Kastor’s positioning is fairly unique: it’s aimed at engineering teams that already think in DevOps terms, bringing agents into existing GitOps pipelines instead of forcing teams to learn an entirely new paradigm. It doesn’t provide a runtime — only definition and deployment. The runtime can be anything, including direct calls to aggregation APIs.

Some Reservations

That said, a few caveats.

The ceiling of declarative systems. Terraform itself faced criticism for this years ago — once business logic becomes complex, HCL starts running out of expressive power, forcing people to escape through hacks like local-exec. Agent behavior is far more complex than cloud resources. Many workflows are inherently imperative (“if the user says X, check A first before deciding whether to call B”). Kastor currently relies on route rules and conditional expressions, but it’s unclear how many real-world scenarios that can cover.

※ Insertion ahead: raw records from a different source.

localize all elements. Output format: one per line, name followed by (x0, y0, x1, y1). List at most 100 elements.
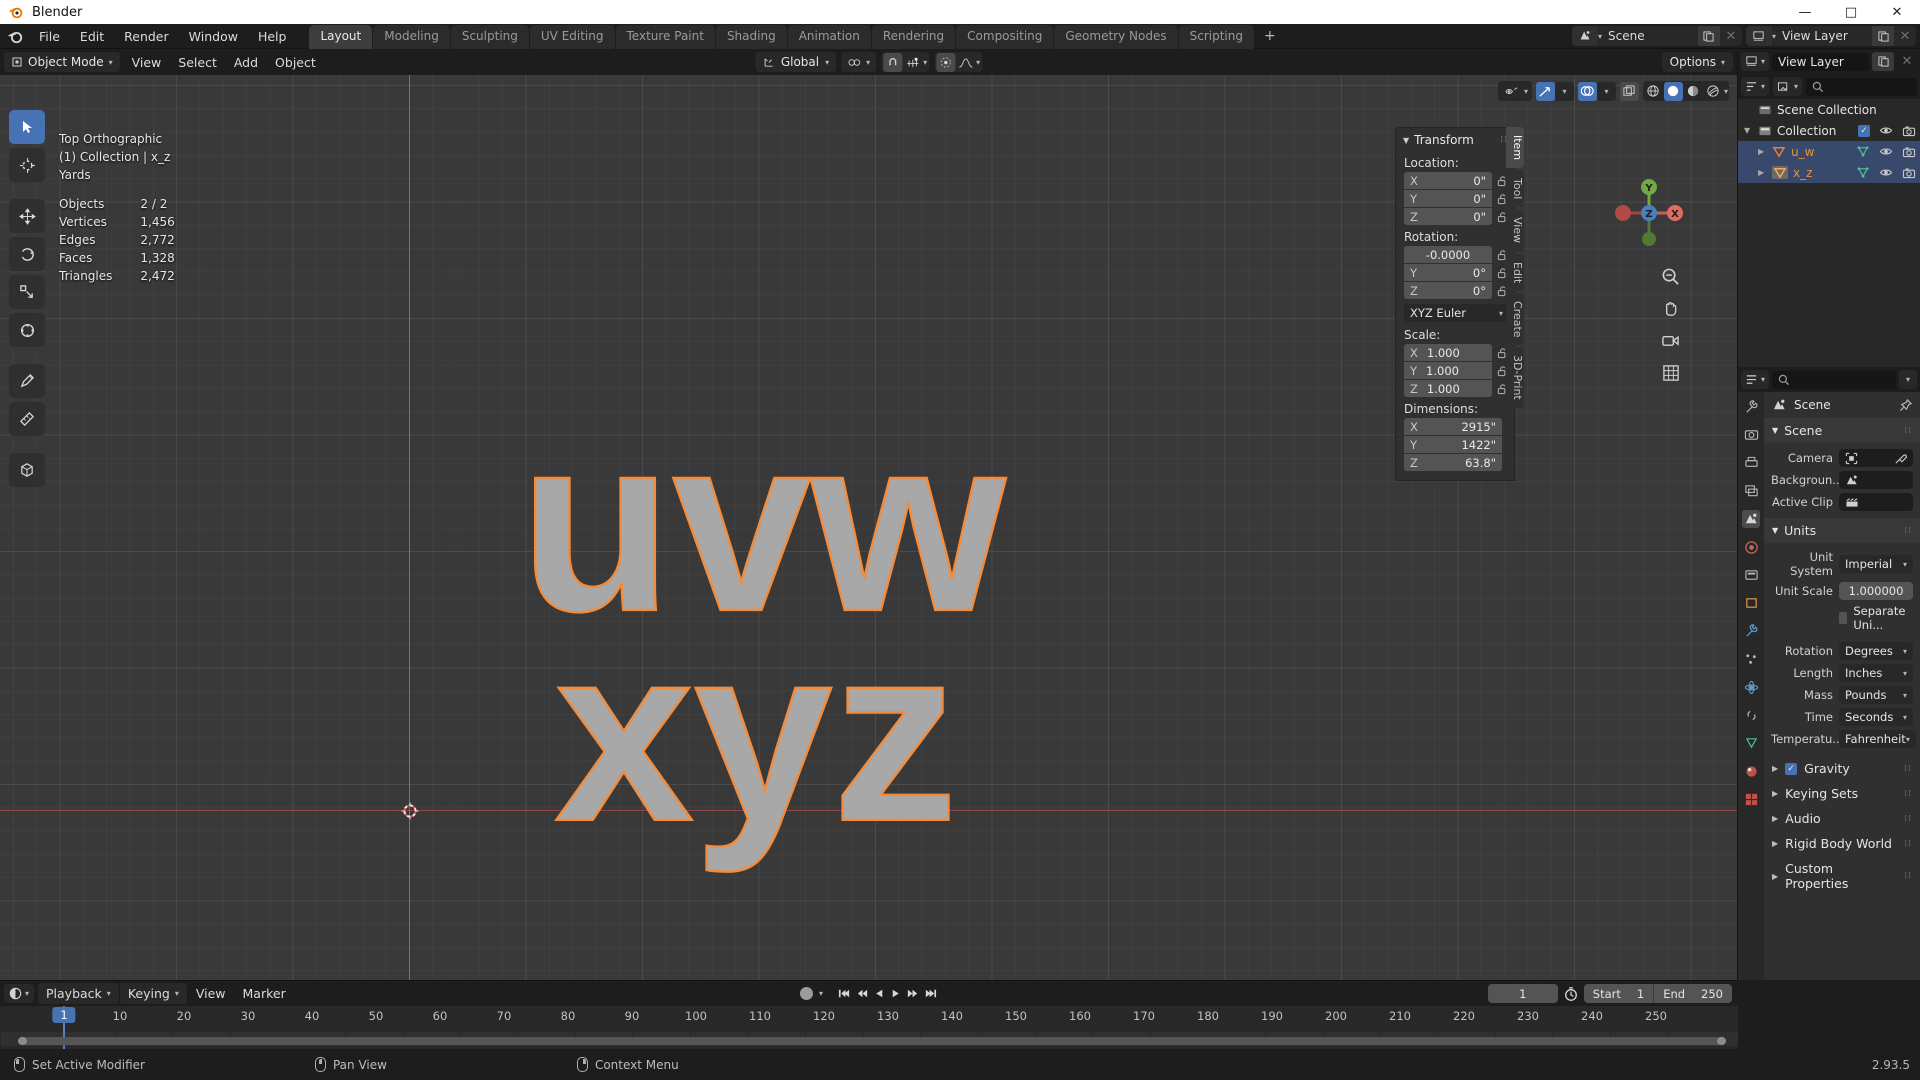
tool-move[interactable] (9, 199, 45, 233)
n-tab-create[interactable]: Create (1506, 292, 1524, 346)
xz-render-icon[interactable] (1902, 167, 1916, 179)
dimensions-z-field[interactable]: Z 63.8" (1404, 454, 1502, 471)
location-z-field[interactable]: Z 0" (1404, 208, 1492, 225)
audio-accordion[interactable]: ▶ Audio ⁞⁞ (1764, 806, 1920, 831)
outliner-search-input[interactable] (1806, 77, 1917, 96)
frame-range-field[interactable]: Start 1 End 250 (1583, 984, 1732, 1003)
xz-visibility-icon[interactable] (1879, 167, 1893, 178)
location-x-field[interactable]: X 0" (1404, 172, 1492, 189)
new-view-layer-button[interactable] (1872, 26, 1894, 46)
view-layer-properties-icon[interactable] (1742, 482, 1760, 500)
dimensions-y-field[interactable]: Y 1422" (1404, 436, 1502, 453)
view-layer-selector[interactable]: ▾ View Layer ✕ (1745, 26, 1916, 46)
snap-increment-icon[interactable] (903, 53, 922, 72)
timeline-editor-type-selector[interactable]: ▾ (4, 984, 35, 1003)
camera-field[interactable] (1839, 449, 1913, 467)
options-button[interactable]: Options ▾ (1661, 52, 1733, 72)
show-overlays-icon[interactable] (1577, 81, 1597, 101)
collection-render-icon[interactable] (1902, 125, 1916, 137)
tool-properties-icon[interactable] (1742, 398, 1760, 416)
outliner-row-collection[interactable]: ▼ Collection ✓ (1738, 120, 1920, 141)
tab-rendering[interactable]: Rendering (871, 24, 956, 49)
tab-compositing[interactable]: Compositing (956, 24, 1054, 49)
length-units-select[interactable]: Inches ▾ (1839, 664, 1913, 682)
active-clip-field[interactable] (1839, 493, 1913, 511)
outliner-row-uw[interactable]: ▶ u_w (1738, 141, 1920, 162)
location-y-field[interactable]: Y 0" (1404, 190, 1492, 207)
uw-render-icon[interactable] (1902, 146, 1916, 158)
gravity-checkbox[interactable]: ✓ (1785, 762, 1798, 775)
data-properties-icon[interactable] (1742, 734, 1760, 752)
timeline-menu-view[interactable]: View (188, 983, 234, 1004)
temperature-units-select[interactable]: Fahrenheit ▾ (1839, 730, 1916, 748)
particles-properties-icon[interactable] (1742, 650, 1760, 668)
outliner-delete-button[interactable]: ✕ (1897, 54, 1917, 69)
scene-section-header[interactable]: ▼ Scene ⁞⁞ (1764, 418, 1920, 443)
tab-animation[interactable]: Animation (787, 24, 871, 49)
jump-start-icon[interactable] (837, 987, 852, 1000)
transform-panel-header[interactable]: ▼ Transform ⁞⁞ (1396, 128, 1514, 152)
timeline-menu-marker[interactable]: Marker (235, 983, 294, 1004)
add-workspace-button[interactable]: + (1255, 24, 1285, 49)
start-frame-field[interactable]: Start 1 (1584, 987, 1653, 1001)
output-properties-icon[interactable] (1742, 454, 1760, 472)
time-units-select[interactable]: Seconds ▾ (1839, 708, 1913, 726)
xz-expand-icon[interactable]: ▶ (1758, 168, 1767, 177)
scale-x-field[interactable]: X 1.000 (1404, 344, 1492, 361)
custom-properties-accordion[interactable]: ▶ Custom Properties ⁞⁞ (1764, 856, 1920, 896)
material-properties-icon[interactable] (1742, 762, 1760, 780)
properties-editor-type-selector[interactable]: ▾ (1741, 370, 1770, 389)
minimize-button[interactable]: — (1782, 0, 1828, 24)
ortho-persp-toggle-icon[interactable] (1659, 361, 1682, 384)
collection-visibility-icon[interactable] (1879, 125, 1893, 136)
overlay-chevron-icon[interactable]: ▾ (1596, 81, 1616, 101)
rotation-mode-selector[interactable]: XYZ Euler ▾ (1404, 304, 1509, 322)
end-frame-field[interactable]: End 250 (1654, 987, 1732, 1001)
unit-system-select[interactable]: Imperial ▾ (1839, 555, 1913, 573)
gravity-accordion[interactable]: ▶ ✓ Gravity ⁞⁞ (1764, 756, 1920, 781)
collection-expand-icon[interactable]: ▼ (1744, 126, 1753, 135)
use-preview-range-icon[interactable] (1563, 986, 1579, 1002)
tab-modeling[interactable]: Modeling (373, 24, 450, 49)
tab-uv-editing[interactable]: UV Editing (529, 24, 615, 49)
rotation-y-field[interactable]: Y 0° (1404, 264, 1492, 281)
auto-keying-chevron-icon[interactable]: ▾ (819, 989, 823, 998)
close-button[interactable]: ✕ (1874, 0, 1920, 24)
background-field[interactable] (1839, 471, 1913, 489)
xz-mesh-data-icon[interactable] (1856, 166, 1870, 179)
current-frame-field[interactable]: 1 (1487, 984, 1558, 1003)
n-tab-view[interactable]: View (1506, 209, 1524, 252)
tool-rotate[interactable] (9, 237, 45, 271)
scrollbar-right-knob[interactable] (1717, 1037, 1726, 1045)
tool-tweak[interactable] (9, 110, 45, 144)
n-tab-3d-print[interactable]: 3D-Print (1506, 347, 1524, 409)
separate-units-checkbox[interactable] (1839, 612, 1848, 624)
new-scene-button[interactable] (1697, 26, 1720, 46)
object-properties-icon[interactable] (1742, 594, 1760, 612)
zoom-icon[interactable] (1659, 265, 1682, 288)
viewport-menu-object[interactable]: Object (267, 52, 324, 73)
tool-add-cube[interactable] (9, 453, 45, 487)
next-keyframe-icon[interactable] (905, 987, 920, 1000)
remove-view-layer-button[interactable]: ✕ (1894, 26, 1916, 46)
rotation-x-field[interactable]: -0.0000 (1404, 246, 1492, 263)
play-icon[interactable] (889, 987, 902, 1000)
n-tab-edit[interactable]: Edit (1506, 253, 1524, 291)
rotation-z-field[interactable]: Z 0° (1404, 282, 1492, 299)
mass-units-select[interactable]: Pounds ▾ (1839, 686, 1913, 704)
viewport-menu-add[interactable]: Add (226, 52, 266, 73)
material-preview-shading-icon[interactable] (1684, 82, 1703, 101)
render-properties-icon[interactable] (1742, 426, 1760, 444)
pivot-point-selector[interactable]: ▾ (841, 52, 877, 72)
timeline-menu-playback[interactable]: Playback ▾ (38, 983, 119, 1004)
units-section-header[interactable]: ▼ Units ⁞⁞ (1764, 518, 1920, 543)
rendered-shading-icon[interactable] (1704, 82, 1723, 101)
tool-cursor[interactable] (9, 148, 45, 182)
tool-annotate[interactable] (9, 364, 45, 398)
collection-checkbox[interactable]: ✓ (1858, 124, 1870, 137)
physics-properties-icon[interactable] (1742, 678, 1760, 696)
wireframe-shading-icon[interactable] (1644, 82, 1663, 101)
keying-sets-accordion[interactable]: ▶ Keying Sets ⁞⁞ (1764, 781, 1920, 806)
camera-view-icon[interactable] (1659, 329, 1682, 352)
delete-scene-button[interactable]: ✕ (1719, 26, 1742, 46)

The ecosystem is the weak point. Terraform succeeded because nearly every cloud vendor provided official providers. Kastor is currently still a solo project. Both model providers and tool providers need to be built by the community from scratch. The first six months will likely be rough.

Testing standards don’t exist yet. The behavioral diffing in kastor plan depends on test cases, but defining “correct behavior” for agents is inherently difficult. This probably needs integration with the evals ecosystem (such as Braintrust or Langfuse) before it becomes truly useful.

One More Thing

If you want to try Kastor with multiple models, OpenAI Hub is a convenient option — a single key gives direct access to GPT, Claude, Gemini, and DeepSeek, all compatible with the OpenAI format. In Kastor, you only need to configure one provider to switch between all models, without applying for separate keys or integrating separate SDKs for each vendor. For teams implementing fallback strategies, especially in mainland China where direct connectivity matters, this is practically a necessity.

Is It Worth Following?

My view is: this is a project heading in the right direction, and the timing finally feels right. In 2024, declarative agents were still too early — people hadn’t even figured out what agents were supposed to look like. By 2026, multi-model, multi-tool, multi-agent collaboration has become standard in production, and the question of “how do we manage them?” has finally overtaken “how do we build them?” That’s the environment where projects like Kastor can survive.

That said, one person alone can’t build something on Terraform’s scale. Whether Kastor takes off depends on whether major companies or active communities step in to build the provider ecosystem over the next six months. For now, it’s worth starring on GitHub and maybe trying in a new project. For production use, though, it’s still worth waiting another version or two.